The morning after a release, thousands of eggs—some fertilized, some not—sit like Pepto Bismol on the water’s surface. Within a few days, embryos develop into swimming coral larvae in search of the right reef to call home. Patterson likens it to the colorful sheets in Christo’s modern art displays.
But Patterson—who coordinates natural resource monitoring in seven national park units in Florida and the Caribbean—isn’t just there to admire art. There are real applications to studying coral reproduction—most notably, coral rehabilitation via captiverearing programs that help rebuild damaged reefs.
In some cases, scientists capture larvae, nurture them for a few weeks, and then release them back into the wild. Or they might capture the eggs and sperm, rocking them gently in giant coolers until they form larvae that can build colonies in aquariums. But getting the conditions right is no small task. Take Michael Henley, an invertebrate aquarist at the National Zoo in Washington, D.C., who attempted to rear elkhorn coral, a threatened species that ranges from north of Biscayne National Park to South America. Henley placed 12,000 larvae in a 350-litre aquarium with underwater jets, 400-wattt lamps, an advanced filtering system, and plenty of food and algae. A couple months later, however, there were just two surviving larvae, each a millimeter long.
Scientists continue to look to the oceans for clues, where synchronized reproduction is commonplace. But corals are among the most cryptic of marine life. The larvae are microscopic—about 2,000 can fit into a Coke bottle filled with ocean water—and as they disperse in the ocean, it’s nearly impossible to track them. When they settle on a reef, they often nestle into crevices, out of sight. And just 5 to 10 percent survive long enough to grow an exoskeleton.
So when a reproduction event fails to create much new reef growth, it’s hard to know why. Could it be that corals aren’t producing eggs due to environmental stress? Do larvae no longer have a place to settle because of seaweed overgrowth? Are toxins in the water halting larval development?
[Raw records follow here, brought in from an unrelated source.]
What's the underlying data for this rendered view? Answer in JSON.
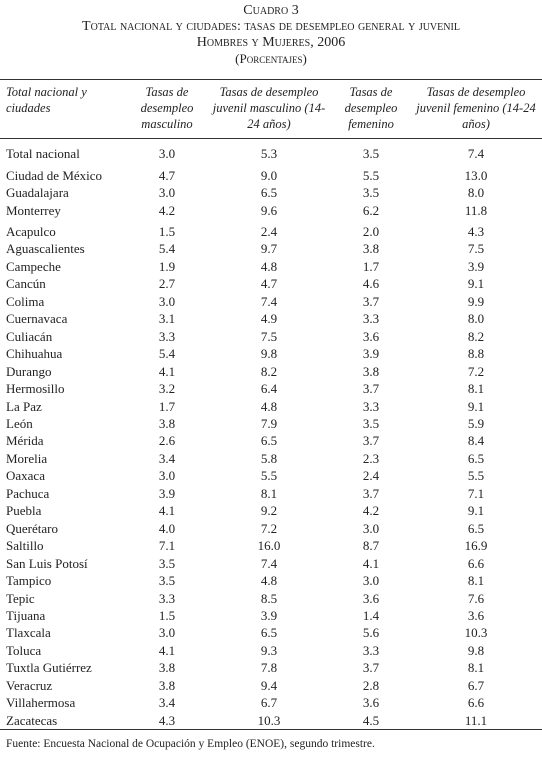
{
  "header": {
    "number": "Cuadro 3",
    "title": "Total nacional y ciudades: tasas de desempleo general y juvenil",
    "subtitle": "Hombres y Mujeres, 2006",
    "unit": "(Porcentajes)"
  },
  "table": {
    "columns": [
      "Total nacional y ciudades",
      "Tasas de desempleo masculino",
      "Tasas de desempleo juvenil masculino (14-24 años)",
      "Tasas de desempleo femenino",
      "Tasas de desempleo juvenil femenino (14-24 años)"
    ],
    "groups": [
      [
        [
          "Total nacional",
          "3.0",
          "5.3",
          "3.5",
          "7.4"
        ]
      ],
      [
        [
          "Ciudad de México",
          "4.7",
          "9.0",
          "5.5",
          "13.0"
        ],
        [
          "Guadalajara",
          "3.0",
          "6.5",
          "3.5",
          "8.0"
        ],
        [
          "Monterrey",
          "4.2",
          "9.6",
          "6.2",
          "11.8"
        ]
      ],
      [
        [
          "Acapulco",
          "1.5",
          "2.4",
          "2.0",
          "4.3"
        ],
        [
          "Aguascalientes",
          "5.4",
          "9.7",
          "3.8",
          "7.5"
        ],
        [
          "Campeche",
          "1.9",
          "4.8",
          "1.7",
          "3.9"
        ],
        [
          "Cancún",
          "2.7",
          "4.7",
          "4.6",
          "9.1"
        ],
        [
          "Colima",
          "3.0",
          "7.4",
          "3.7",
          "9.9"
        ],
        [
          "Cuernavaca",
          "3.1",
          "4.9",
          "3.3",
          "8.0"
        ],
        [
          "Culiacán",
          "3.3",
          "7.5",
          "3.6",
          "8.2"
        ],
        [
          "Chihuahua",
          "5.4",
          "9.8",
          "3.9",
          "8.8"
        ],
        [
          "Durango",
          "4.1",
          "8.2",
          "3.8",
          "7.2"
        ],
        [
          "Hermosillo",
          "3.2",
          "6.4",
          "3.7",
          "8.1"
        ],
        [
          "La Paz",
          "1.7",
          "4.8",
          "3.3",
          "9.1"
        ],
        [
          "León",
          "3.8",
          "7.9",
          "3.5",
          "5.9"
        ],
        [
          "Mérida",
          "2.6",
          "6.5",
          "3.7",
          "8.4"
        ],
        [
          "Morelia",
          "3.4",
          "5.8",
          "2.3",
          "6.5"
        ],
        [
          "Oaxaca",
          "3.0",
          "5.5",
          "2.4",
          "5.5"
        ],
        [
          "Pachuca",
          "3.9",
          "8.1",
          "3.7",
          "7.1"
        ],
        [
          "Puebla",
          "4.1",
          "9.2",
          "4.2",
          "9.1"
        ],
        [
          "Querétaro",
          "4.0",
          "7.2",
          "3.0",
          "6.5"
        ],
        [
          "Saltillo",
          "7.1",
          "16.0",
          "8.7",
          "16.9"
        ],
        [
          "San Luis Potosí",
          "3.5",
          "7.4",
          "4.1",
          "6.6"
        ],
        [
          "Tampico",
          "3.5",
          "4.8",
          "3.0",
          "8.1"
        ],
        [
          "Tepic",
          "3.3",
          "8.5",
          "3.6",
          "7.6"
        ],
        [
          "Tijuana",
          "1.5",
          "3.9",
          "1.4",
          "3.6"
        ],
        [
          "Tlaxcala",
          "3.0",
          "6.5",
          "5.6",
          "10.3"
        ],
        [
          "Toluca",
          "4.1",
          "9.3",
          "3.3",
          "9.8"
        ],
        [
          "Tuxtla Gutiérrez",
          "3.8",
          "7.8",
          "3.7",
          "8.1"
        ],
        [
          "Veracruz",
          "3.8",
          "9.4",
          "2.8",
          "6.7"
        ],
        [
          "Villahermosa",
          "3.4",
          "6.7",
          "3.6",
          "6.6"
        ],
        [
          "Zacatecas",
          "4.3",
          "10.3",
          "4.5",
          "11.1"
        ]
      ]
    ]
  },
  "footer": {
    "source": "Fuente: Encuesta Nacional de Ocupación y Empleo (ENOE), segundo trimestre."
  }
}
The search for answers is ongoing at Hawaii’s Kalaupapa National Historical Park, where reef building from reproductive events appears low compared to marine systems nearby. But Kalaupapa’s monitoring program is in its infancy, and trends may not emerge for at least a decade.
Biscayne National Park faces a different set of challenges, where storms and wayward boats can shatter reefs. Normally, broken corals would amount to little more than dead, drifting tumbleweeds on the ocean floor—but by nursing these sprigs back to health in captivity, scientists can grow large enough pieces to restore wild reefs. “The nice thing is, you’re not pulling pieces off a healthy reef to repopulate another,” Patterson says.
But even the best methods can’t replace every reef. “It’s not a solution for mass coral bleaching and large-scale disease outbreaks,” says Wade Cooper, a doctoral student at Florida’s University of Miami. “If the environment is going downhill you can try to replant corals, but they’ll die just like the wild ones did. First you have to get the environment right.”
Environmental changes like global warming and ocean acidification are causing the world’s corals to perish at an alarming rate—a scary trend when you consider that reefs protect shorelines from strong storms, deter beach erosion, and offer countless resources to fishing communities. But research also shows that by easing environmental stressors and boosting marine protections, reefs rebound. And national parks are the perfect place to start.
“Parks are our laboratories, and some of our greatest areas of exploration,” says Jason Bennis, NPCA’s marine policy manager. “They provide a great opportunity for scientists to unravel mysteries that are widespread in the marine world.”
This article appears in the Fall 2008 issue.